Educated in private and public schools, Cameron was an insatiable reader.

==Career==
She established several reading clubs for women.

She was strongly interested in temperance work. Cameron served as superintendent of the franchise department of the London Woman's Christian Temperance Union (WCTU), and was of the opinion that intemperance would never be overthrown permanently till women were allowed to vote.

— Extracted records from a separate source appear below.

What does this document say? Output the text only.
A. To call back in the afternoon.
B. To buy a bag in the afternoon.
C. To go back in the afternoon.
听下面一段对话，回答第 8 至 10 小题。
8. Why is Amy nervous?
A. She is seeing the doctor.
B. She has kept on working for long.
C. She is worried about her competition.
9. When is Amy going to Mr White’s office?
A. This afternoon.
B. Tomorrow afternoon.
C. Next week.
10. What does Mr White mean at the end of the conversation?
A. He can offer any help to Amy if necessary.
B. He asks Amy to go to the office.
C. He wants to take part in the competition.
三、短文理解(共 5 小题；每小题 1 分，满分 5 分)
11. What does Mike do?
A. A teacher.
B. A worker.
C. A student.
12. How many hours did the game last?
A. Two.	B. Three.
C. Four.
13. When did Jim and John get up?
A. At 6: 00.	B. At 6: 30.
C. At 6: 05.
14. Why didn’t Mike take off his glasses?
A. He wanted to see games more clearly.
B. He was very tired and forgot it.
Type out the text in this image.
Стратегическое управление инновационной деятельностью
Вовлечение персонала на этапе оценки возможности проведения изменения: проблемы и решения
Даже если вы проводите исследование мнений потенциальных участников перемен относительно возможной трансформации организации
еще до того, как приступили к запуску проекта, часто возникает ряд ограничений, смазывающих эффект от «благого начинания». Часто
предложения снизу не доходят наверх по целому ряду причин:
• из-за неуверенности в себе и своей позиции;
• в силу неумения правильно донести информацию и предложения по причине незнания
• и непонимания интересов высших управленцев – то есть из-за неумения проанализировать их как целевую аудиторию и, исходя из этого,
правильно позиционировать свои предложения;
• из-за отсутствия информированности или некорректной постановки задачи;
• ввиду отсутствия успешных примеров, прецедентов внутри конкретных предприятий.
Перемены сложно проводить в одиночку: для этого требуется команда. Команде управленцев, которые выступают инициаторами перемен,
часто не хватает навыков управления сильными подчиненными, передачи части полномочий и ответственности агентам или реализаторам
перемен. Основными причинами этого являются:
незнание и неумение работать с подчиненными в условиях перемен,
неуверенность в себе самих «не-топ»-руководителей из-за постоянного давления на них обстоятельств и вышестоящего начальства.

Between 1890 and 1892, Cameron conducted a monthly paper, Wives and Daughters, a monthly supplement to the London Advertiser. Ethelwyn Wetherald served as assistant editor. It had a large circulation in the U.S. as well as in Canada. A call for articles -compositions for and about wives and daughters- was recorded in The Canadian Magazine of Science and the Industrial Arts, Patent Office Record. As editor of that journal, Cameron's mission was to stimulate women to become, not only housekeepers, but to be better furnished mentally by systematic good reading, more intelligent as mothers, well informed concerning the chief wants of the day, and thoroughly equipped intellectually and spiritually for all the duties of woman of that era.

==Personal life==
On 30 September 1869, in London, Ontario, she married John Cameron, founder and conductor of the London Ontario Advertiser.

In 1927, Elizabeth Cameron relocated to Evanston, Illinois where she died 17 November 1929. Interment was at Graceland Cemetery.